We conclude the line should be drawn at viability, so that, before that time, the woman has a right to choose to terminate her pregnancy.…
The woman's right to terminate her pregnancy before viability is the most central principle of Roe v. Wade. It is a rule of law and a component of liberty we cannot renounce.…
We give this summary:
- To protect the central right recognized by Roe v. Wade while at the same time accommodating the State's profound interest in potential life, we will employ the undue burden analysis as explained in this opinion. An undue burden exists, and therefore a provision of law is invalid, if its purpose or effect is to place a substantial obstacle in the path of a woman seeking an abortion before the fetus attains viability.
- We reject the rigid trimester framework of Roe v. Wade. To promote the State's profound interest in potential life, throughout pregnancy, the State may take measures to ensure that the woman's choice is informed, and measures designed to advance this interest will not be invalidated as long as their purpose is to persuade the woman to choose childbirth over abortion. These measures must not be an undue burden on the right.
- As with any medical procedure, the State may enact regulations to further the health or safety of a woman seeking an abortion. Unnecessary health regulations that have the purpose or effect of presenting a substantial obstacle to a woman seeking an abortion impose an undue burden on the right.

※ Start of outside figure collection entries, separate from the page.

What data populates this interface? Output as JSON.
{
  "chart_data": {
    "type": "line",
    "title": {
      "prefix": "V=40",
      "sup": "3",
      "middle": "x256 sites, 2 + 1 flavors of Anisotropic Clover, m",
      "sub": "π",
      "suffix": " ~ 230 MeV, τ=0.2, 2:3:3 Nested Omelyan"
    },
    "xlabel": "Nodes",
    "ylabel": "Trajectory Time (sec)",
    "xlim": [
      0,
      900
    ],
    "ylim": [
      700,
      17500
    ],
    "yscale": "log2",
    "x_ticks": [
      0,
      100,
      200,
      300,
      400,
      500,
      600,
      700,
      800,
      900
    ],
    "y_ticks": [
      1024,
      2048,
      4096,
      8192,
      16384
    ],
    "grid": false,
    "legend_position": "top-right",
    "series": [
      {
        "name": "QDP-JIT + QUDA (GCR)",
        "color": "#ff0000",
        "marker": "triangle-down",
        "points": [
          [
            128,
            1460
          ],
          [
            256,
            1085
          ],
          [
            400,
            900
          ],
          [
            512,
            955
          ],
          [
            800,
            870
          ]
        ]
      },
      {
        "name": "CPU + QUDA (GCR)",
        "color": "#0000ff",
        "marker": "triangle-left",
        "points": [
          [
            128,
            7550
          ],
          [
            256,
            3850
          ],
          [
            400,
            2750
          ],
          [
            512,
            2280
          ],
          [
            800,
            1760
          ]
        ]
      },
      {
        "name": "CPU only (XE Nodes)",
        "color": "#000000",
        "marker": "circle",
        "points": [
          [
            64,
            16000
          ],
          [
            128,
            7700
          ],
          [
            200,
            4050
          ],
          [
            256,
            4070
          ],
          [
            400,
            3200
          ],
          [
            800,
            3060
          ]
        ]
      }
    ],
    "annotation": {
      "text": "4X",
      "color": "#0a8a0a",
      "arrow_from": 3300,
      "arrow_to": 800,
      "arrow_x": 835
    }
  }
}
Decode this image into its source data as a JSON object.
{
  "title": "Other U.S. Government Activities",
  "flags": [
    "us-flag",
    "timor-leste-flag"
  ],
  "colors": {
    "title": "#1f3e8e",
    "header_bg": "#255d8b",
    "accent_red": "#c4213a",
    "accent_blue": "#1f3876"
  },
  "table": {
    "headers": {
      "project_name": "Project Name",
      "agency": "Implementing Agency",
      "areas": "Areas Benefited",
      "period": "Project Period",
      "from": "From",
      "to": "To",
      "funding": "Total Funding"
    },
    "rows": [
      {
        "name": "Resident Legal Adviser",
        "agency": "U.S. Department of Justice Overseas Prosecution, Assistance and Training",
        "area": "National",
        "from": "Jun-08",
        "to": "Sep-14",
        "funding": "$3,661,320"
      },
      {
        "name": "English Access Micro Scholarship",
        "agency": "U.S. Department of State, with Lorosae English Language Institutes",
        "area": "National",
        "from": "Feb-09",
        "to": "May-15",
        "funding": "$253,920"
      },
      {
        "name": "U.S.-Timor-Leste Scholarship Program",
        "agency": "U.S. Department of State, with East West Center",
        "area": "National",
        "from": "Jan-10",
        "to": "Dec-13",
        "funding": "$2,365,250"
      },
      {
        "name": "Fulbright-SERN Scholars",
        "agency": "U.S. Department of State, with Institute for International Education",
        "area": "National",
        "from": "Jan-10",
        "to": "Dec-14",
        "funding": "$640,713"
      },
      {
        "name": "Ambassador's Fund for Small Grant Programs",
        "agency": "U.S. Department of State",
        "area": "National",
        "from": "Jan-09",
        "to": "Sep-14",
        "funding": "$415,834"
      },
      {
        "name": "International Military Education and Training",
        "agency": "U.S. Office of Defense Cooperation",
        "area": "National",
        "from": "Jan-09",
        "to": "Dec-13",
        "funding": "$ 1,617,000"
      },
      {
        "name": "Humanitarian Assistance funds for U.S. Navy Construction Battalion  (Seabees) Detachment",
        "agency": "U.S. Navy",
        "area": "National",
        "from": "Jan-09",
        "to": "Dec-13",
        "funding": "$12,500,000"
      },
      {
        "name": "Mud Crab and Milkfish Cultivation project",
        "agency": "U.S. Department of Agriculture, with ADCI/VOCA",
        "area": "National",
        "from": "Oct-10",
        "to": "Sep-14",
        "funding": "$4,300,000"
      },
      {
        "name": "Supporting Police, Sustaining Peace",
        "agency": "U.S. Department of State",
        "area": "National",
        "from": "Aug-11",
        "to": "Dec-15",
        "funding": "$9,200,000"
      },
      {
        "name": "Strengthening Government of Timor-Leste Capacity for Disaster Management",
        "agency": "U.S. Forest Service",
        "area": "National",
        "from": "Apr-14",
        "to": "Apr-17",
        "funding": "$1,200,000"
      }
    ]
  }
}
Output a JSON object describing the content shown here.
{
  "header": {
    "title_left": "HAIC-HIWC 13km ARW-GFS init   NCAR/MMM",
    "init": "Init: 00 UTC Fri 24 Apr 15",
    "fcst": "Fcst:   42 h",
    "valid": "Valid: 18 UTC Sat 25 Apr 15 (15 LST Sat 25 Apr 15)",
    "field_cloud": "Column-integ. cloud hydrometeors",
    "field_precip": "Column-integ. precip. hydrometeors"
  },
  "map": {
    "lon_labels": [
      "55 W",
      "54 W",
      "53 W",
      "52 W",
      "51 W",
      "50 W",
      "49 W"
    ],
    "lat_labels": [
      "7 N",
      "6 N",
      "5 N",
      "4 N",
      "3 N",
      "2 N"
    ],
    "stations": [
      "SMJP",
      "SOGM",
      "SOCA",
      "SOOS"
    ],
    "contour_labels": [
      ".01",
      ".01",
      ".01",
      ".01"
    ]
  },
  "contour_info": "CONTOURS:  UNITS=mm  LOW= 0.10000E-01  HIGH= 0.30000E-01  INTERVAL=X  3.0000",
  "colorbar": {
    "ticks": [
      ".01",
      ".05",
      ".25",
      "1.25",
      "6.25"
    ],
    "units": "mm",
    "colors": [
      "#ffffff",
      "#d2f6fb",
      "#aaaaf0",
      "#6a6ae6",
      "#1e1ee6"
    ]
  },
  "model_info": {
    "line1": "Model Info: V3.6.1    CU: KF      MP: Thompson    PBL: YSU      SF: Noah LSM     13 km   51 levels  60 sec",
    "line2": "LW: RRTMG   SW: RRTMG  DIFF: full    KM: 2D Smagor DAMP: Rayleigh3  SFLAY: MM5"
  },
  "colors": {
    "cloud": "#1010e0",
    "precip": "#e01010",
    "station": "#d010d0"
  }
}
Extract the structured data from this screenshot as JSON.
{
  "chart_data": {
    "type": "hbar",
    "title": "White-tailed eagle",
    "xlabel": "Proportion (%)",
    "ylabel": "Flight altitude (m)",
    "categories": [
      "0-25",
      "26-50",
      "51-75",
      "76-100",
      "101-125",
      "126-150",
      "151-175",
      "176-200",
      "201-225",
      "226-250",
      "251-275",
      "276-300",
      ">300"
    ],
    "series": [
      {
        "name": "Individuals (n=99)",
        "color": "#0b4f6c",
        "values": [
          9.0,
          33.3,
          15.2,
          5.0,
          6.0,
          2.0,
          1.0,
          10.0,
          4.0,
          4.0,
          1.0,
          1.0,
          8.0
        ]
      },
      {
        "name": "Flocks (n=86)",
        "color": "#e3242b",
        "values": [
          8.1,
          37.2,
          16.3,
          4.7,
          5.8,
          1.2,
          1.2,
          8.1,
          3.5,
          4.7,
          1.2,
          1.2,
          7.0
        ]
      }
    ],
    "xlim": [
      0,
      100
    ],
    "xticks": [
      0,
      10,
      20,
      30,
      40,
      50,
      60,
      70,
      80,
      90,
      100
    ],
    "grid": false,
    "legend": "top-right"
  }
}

- Our adoption of the undue burden analysis does not disturb the central holding of Roe v. Wade, and we reaffirm that holding. Regardless of whether exceptions are made for particular circumstances, a State may not prohibit any woman from making the ultimate decision to terminate her pregnancy before viability.
- We also reaffirm Roe's holding that, subsequent to viability, the State, in promoting its interest in the potentiality of human life, may, if it chooses, regulate, and even proscribe, abortion except where it is necessary, in appropriate medical judgment, for the preservation of the life or health of the mother.…
Chief Justice Rehnquist, with whom Justice White, Justice Scalia, and Justice Thomas join, concurring in the judgment in part and dissenting in part.
The sum of the joint opinion's labors in the name of stare decisis and "legitimacy" is this: Roe v. Wade stands as a sort of judicial Potemkin Village, which may be pointed out to passers-by as a monument to the importance of adhering to precedent. But behind the facade, an entirely new method of analysis, without any roots in constitutional law, is imported to decide the constitutionality of state laws regulating abortion. Neither stare decisis nor "legitimacy" are truly served by such an effort.
We have stated above our belief that the Constitution does not subject state abortion regulations to heightened scrutiny. Accordingly, we think that the correct analysis is that set forth by the plurality opinion in Webster. A woman's interest in having an abortion is a form of liberty protected by the Due Process Clause, but States may regulate abortion procedures in ways rationally related to a legitimate state interest.